Deutsche Polizisten assistieren mit Wärmebildkameras und Nachtsichttechnologie. Zur "Bekämpfung illegaler Migration" sind Bundespolizisten zudem mit Suchabfragen in polizeilichen Datenbanken behilflich, um Vorgänge "mit Bezug auf Deutschland" zu untersuchen. Neben den derzeit zehn in der Operation "Poseidon Land" eingesetzten Bundespolizisten hat die Bundesregierung vier "Grenzpolizeiliche Unterstützungsbeamte Ausland" an Flughäfen in Athen und Thessaloniki sowie den Häfen in Patras und Igoumenitsa stationiert.
Ein sogenannter Schengen-Evaluationsbericht zu Griechenland listet jetzt weitere Maßnahmen mehrerer EU-Mitgliedstaaten auf. Die zusätzlich geplanten deutschen Beamten kommen demnach ebenfalls an den Knotenpunkten des Luft- und Seeverkehrs zum Einsatz. Neben weiterer, nicht näher bezeichneter Beihilfe zur Überwachung der "Green Borderline" am Grenzfluss, werden die griechischen Grenzschützer durch Ausbildungsinhalte und Studienbesuche in Deutschland unterstützt.
Schon jetzt ist die Flüchtlingsabwehr in der Evros-Region hoch militarisiert: Die Regierung errichtet parallel zum Fluss einen 12 Kilometer langen Zaun, der eine Weiterreise nach dem Durchqueren des Gewässers behindern soll (Griechenland will eine Mauer zur Türkei). Der Grenzwall wird ergänzt durch einen 120 Kilometer langen und 30 Meter breiten Graben, den das griechische Militär auch entlang der Landgrenze aushebt (Von der EU-Kommission gibt es kein Geld für den geplanten Zaun gegen Migranten).

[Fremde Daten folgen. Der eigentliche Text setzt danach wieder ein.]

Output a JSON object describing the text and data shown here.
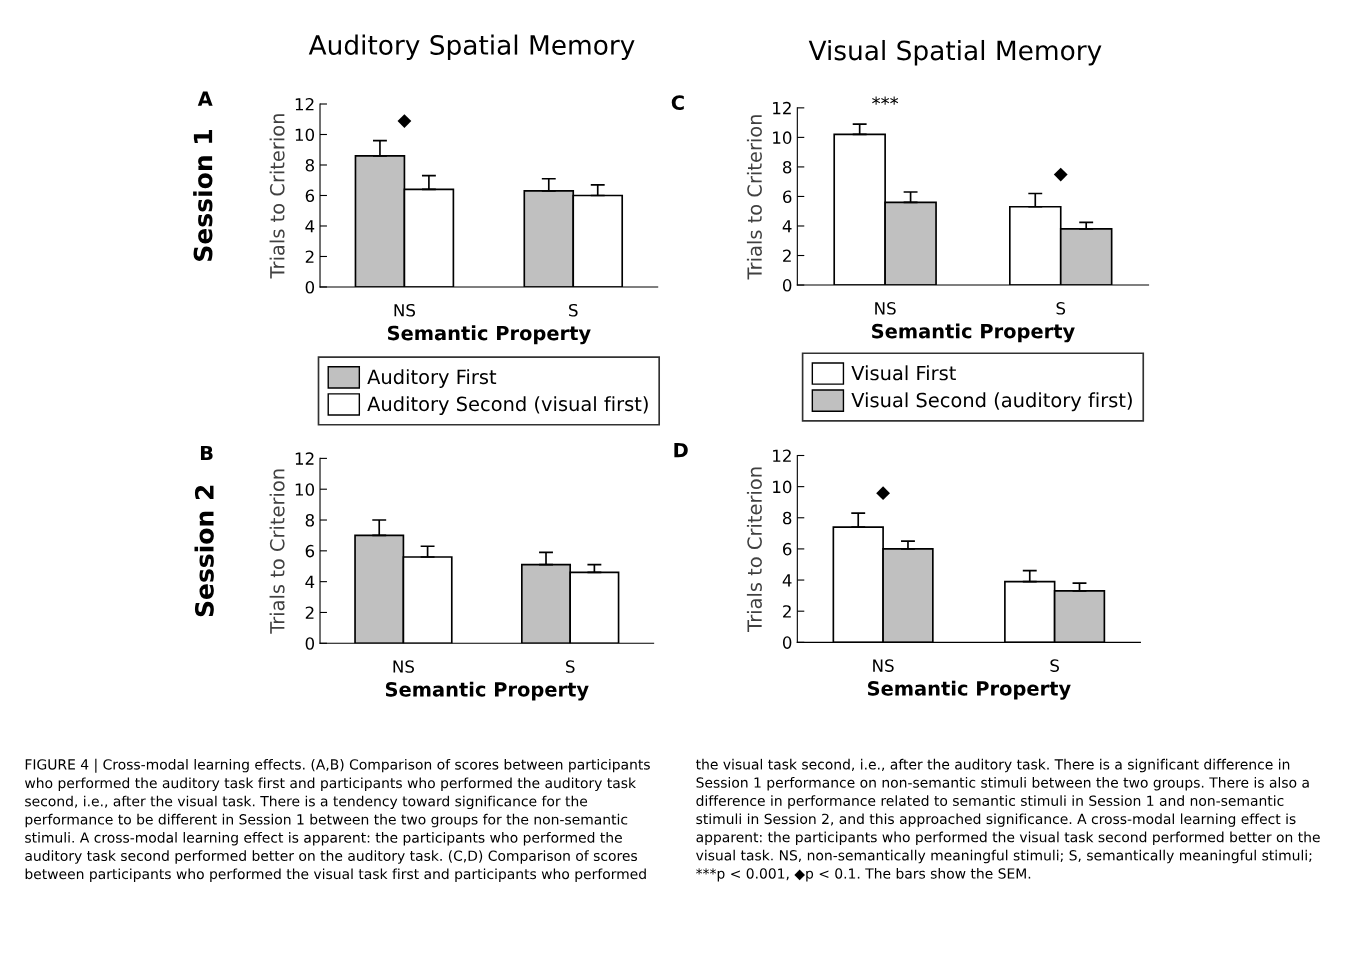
{
  "chart_data": [
    {
      "type": "bar",
      "title": "Auditory Spatial Memory",
      "xlabel": "Semantic Property",
      "ylabel": "Trials to Criterion",
      "categories": [
        "NS",
        "S"
      ],
      "series": [
        {
          "name": "Auditory First",
          "color": "#c0c0c0",
          "values": [
            8.6,
            6.3
          ],
          "errors": [
            1.0,
            0.8
          ]
        },
        {
          "name": "Auditory Second (visual first)",
          "color": "#ffffff",
          "values": [
            6.4,
            6.0
          ],
          "errors": [
            0.9,
            0.7
          ]
        }
      ],
      "ylim": [
        0,
        12
      ],
      "yticks": [
        0,
        2,
        4,
        6,
        8,
        10,
        12
      ],
      "legend": "bottom",
      "grid": false,
      "annotations": [
        "A",
        "Session 1",
        "◆"
      ]
    },
    {
      "type": "bar",
      "title": "Visual Spatial Memory",
      "xlabel": "Semantic Property",
      "ylabel": "Trials to Criterion",
      "categories": [
        "NS",
        "S"
      ],
      "series": [
        {
          "name": "Visual First",
          "color": "#ffffff",
          "values": [
            10.2,
            5.3
          ],
          "errors": [
            0.7,
            0.9
          ]
        },
        {
          "name": "Visual Second (auditory first)",
          "color": "#c0c0c0",
          "values": [
            5.6,
            3.8
          ],
          "errors": [
            0.7,
            0.45
          ]
        }
      ],
      "ylim": [
        0,
        12
      ],
      "yticks": [
        0,
        2,
        4,
        6,
        8,
        10,
        12
      ],
      "legend": "bottom",
      "grid": false,
      "annotations": [
        "C",
        "***",
        "◆"
      ]
    },
    {
      "type": "bar",
      "xlabel": "Semantic Property",
      "ylabel": "Trials to Criterion",
      "categories": [
        "NS",
        "S"
      ],
      "series": [
        {
          "color": "#c0c0c0",
          "values": [
            7.0,
            5.1
          ],
          "errors": [
            1.0,
            0.8
          ]
        },
        {
          "color": "#ffffff",
          "values": [
            5.6,
            4.6
          ],
          "errors": [
            0.7,
            0.5
          ]
        }
      ],
      "ylim": [
        0,
        12
      ],
      "yticks": [
        0,
        2,
        4,
        6,
        8,
        10,
        12
      ],
      "grid": false,
      "annotations": [
        "B",
        "Session 2"
      ]
    },
    {
      "type": "bar",
      "xlabel": "Semantic Property",
      "ylabel": "Trials to Criterion",
      "categories": [
        "NS",
        "S"
      ],
      "series": [
        {
          "color": "#ffffff",
          "values": [
            7.4,
            3.9
          ],
          "errors": [
            0.9,
            0.7
          ]
        },
        {
          "color": "#c0c0c0",
          "values": [
            6.0,
            3.3
          ],
          "errors": [
            0.5,
            0.5
          ]
        }
      ],
      "ylim": [
        0,
        12
      ],
      "yticks": [
        0,
        2,
        4,
        6,
        8,
        10,
        12
      ],
      "grid": false,
      "annotations": [
        "D",
        "◆"
      ]
    },
    {
      "type": "other",
      "annotations": [
        "FIGURE 4 | Cross-modal learning effects. (A,B) Comparison of scores between participants who performed the auditory task first and participants who performed the auditory task second, i.e., after the visual task. There is a tendency toward significance for the performance to be different in Session 1 between the two groups for the non-semantic stimuli. A cross-modal learning effect is apparent: the participants who performed the auditory task second performed better on the auditory task. (C,D) Comparison of scores between participants who performed the visual task first and participants who performed",
        "the visual task second, i.e., after the auditory task. There is a significant difference in Session 1 performance on non-semantic stimuli between the two groups. There is also a difference in performance related to semantic stimuli in Session 1 and non-semantic stimuli in Session 2, and this approached significance. A cross-modal learning effect is apparent: the participants who performed the visual task second performed better on the visual task. NS, non-semantically meaningful stimuli; S, semantically meaningful stimuli; ***p < 0.001, ◆p < 0.1. The bars show the SEM."
      ]
    }
  ]
}
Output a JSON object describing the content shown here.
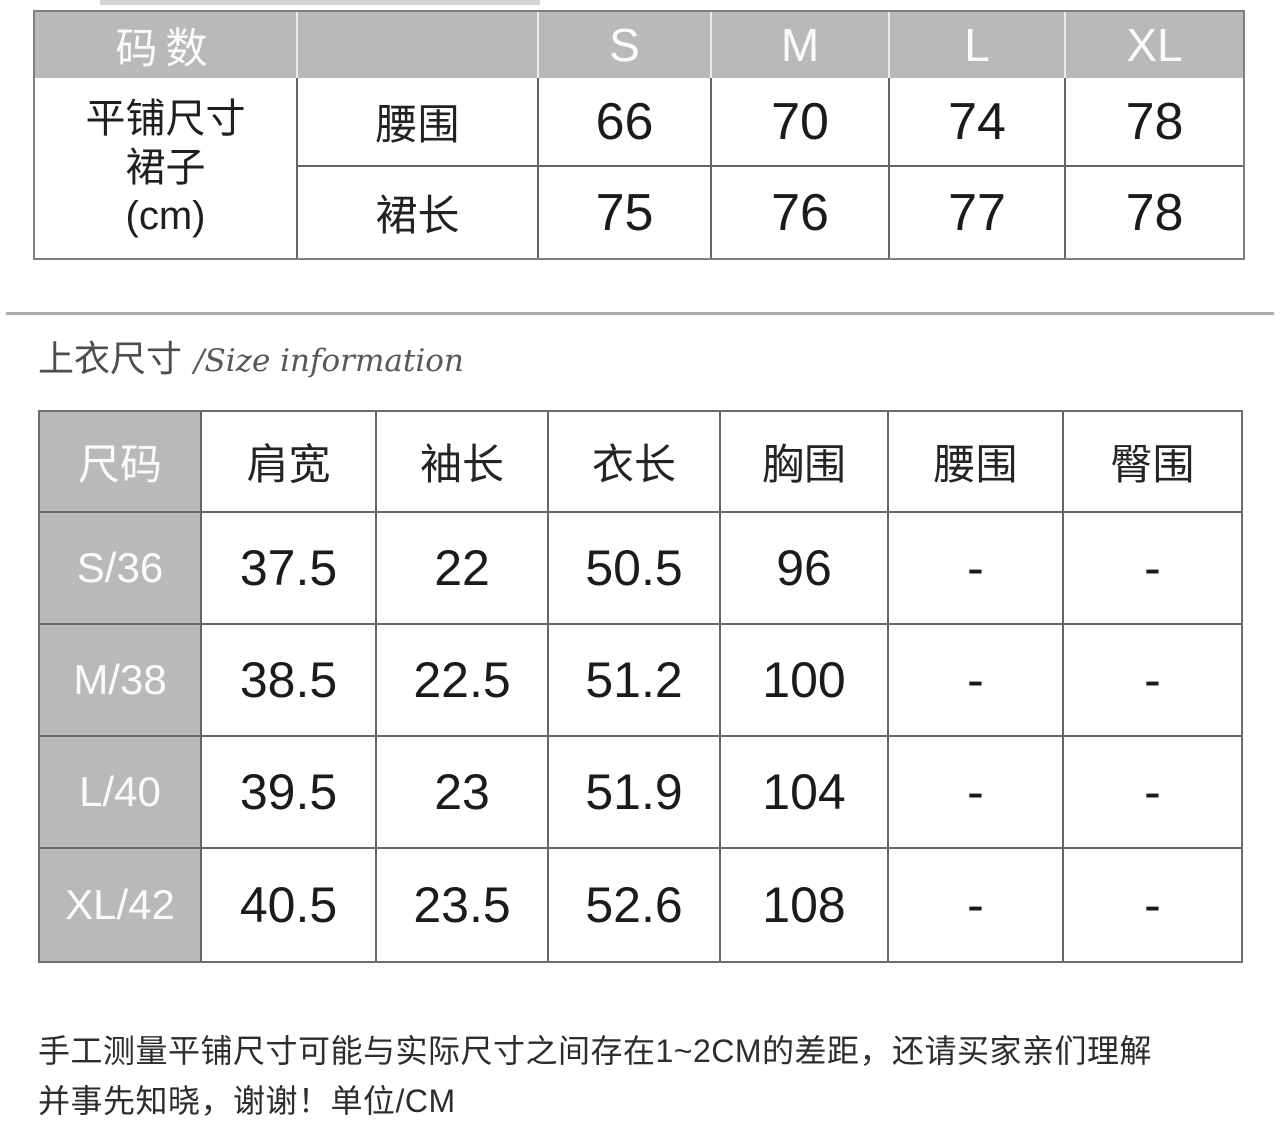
{
  "colors": {
    "header_gray": "#b9b9b9",
    "grid_border": "#666666",
    "separator_line": "#ababab",
    "heading_text": "#4d4d4d",
    "number_text": "#1b1b1b"
  },
  "skirt_table": {
    "corner_label": "码数",
    "size_headers": [
      "S",
      "M",
      "L",
      "XL"
    ],
    "group_label_lines": [
      "平铺尺寸",
      "裙子",
      "(cm)"
    ],
    "rows": [
      {
        "label": "腰围",
        "values": [
          "66",
          "70",
          "74",
          "78"
        ]
      },
      {
        "label": "裙长",
        "values": [
          "75",
          "76",
          "77",
          "78"
        ]
      }
    ]
  },
  "section_heading": {
    "title_cn": "上衣尺寸",
    "title_en": "/Size information"
  },
  "top_table": {
    "headers": [
      "尺码",
      "肩宽",
      "袖长",
      "衣长",
      "胸围",
      "腰围",
      "臀围"
    ],
    "rows": [
      {
        "label": "S/36",
        "values": [
          "37.5",
          "22",
          "50.5",
          "96",
          "-",
          "-"
        ]
      },
      {
        "label": "M/38",
        "values": [
          "38.5",
          "22.5",
          "51.2",
          "100",
          "-",
          "-"
        ]
      },
      {
        "label": "L/40",
        "values": [
          "39.5",
          "23",
          "51.9",
          "104",
          "-",
          "-"
        ]
      },
      {
        "label": "XL/42",
        "values": [
          "40.5",
          "23.5",
          "52.6",
          "108",
          "-",
          "-"
        ]
      }
    ]
  },
  "footnote": {
    "line1": "手工测量平铺尺寸可能与实际尺寸之间存在1~2CM的差距，还请买家亲们理解",
    "line2": "并事先知晓，谢谢！单位/CM"
  }
}
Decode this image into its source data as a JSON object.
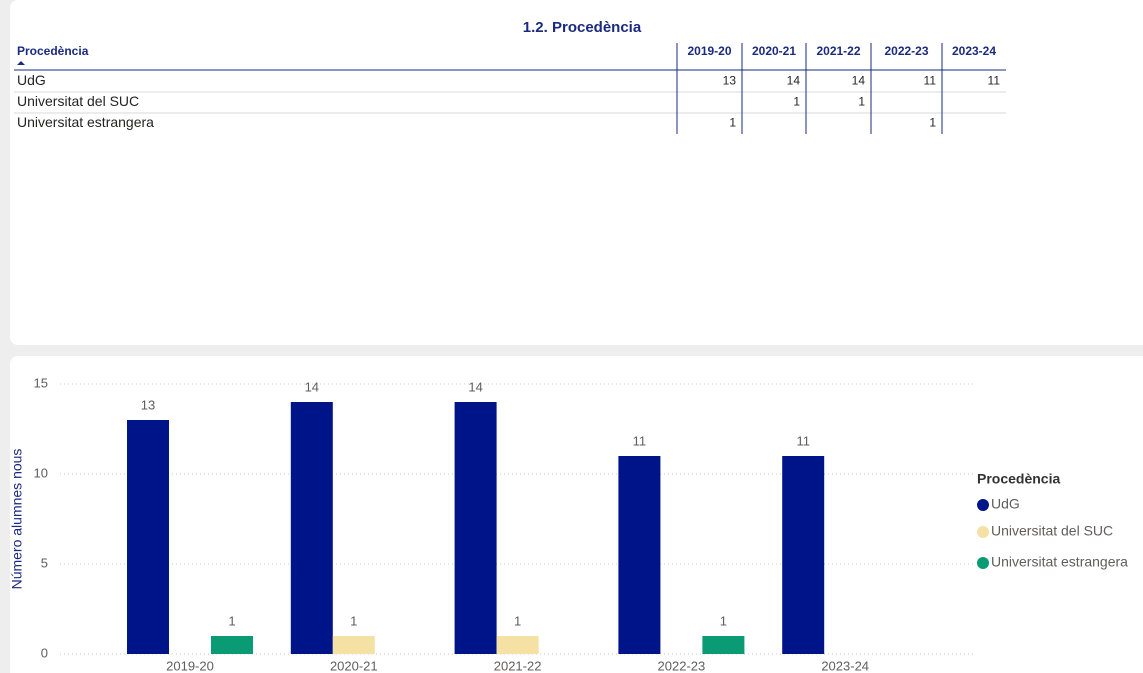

Dieser vorgeblich als Schutz gegen militärische Angriffe aus der Türkei errichtete "Panzergraben" erleichtert Patrouillenfahrten ebenso wie den Einsatz automatisierter Sensoren zum Aufspüren unerwünschter Grenzübertritte. Hier könnten später automatisierte Grenzkontrollen zum Einsatz kommen: Die griechischen Grenzschützer gehören zu den "Endnutzern", die sich am EU-Forschungsprojekt "Transportable Autonomous patrol for Land bOrder Surveillance" (TALOS) beteiligen. Entwickelt werden autonome Landroboter mit Überwachungskameras, die sowohl Fahrzeuge, Personen als auch "gefährliche Substanzen" aufspüren sollen. Auch die türkische Gendarmerie, die für die Grenzsicherung zuständig ist, gehört zu den Interessenten für die Plattform, die von der EU-Grenzschutzagentur Frontex als Vorsitz vertreten werden. Firmen aus Griechenland und der Türkei, aber auch aus Israel bringen ihre Entwicklungen ein und dürften sich für die spätere Vermarktung interessieren. Das 20 Millionen Euro schwere Vorhaben wird zu zwei Dritteln aus Mitteln der EU gefördert. Letzten Monat wurde in einer polnischen Militärkaserne erstmals ein Prototyp vorgestellt.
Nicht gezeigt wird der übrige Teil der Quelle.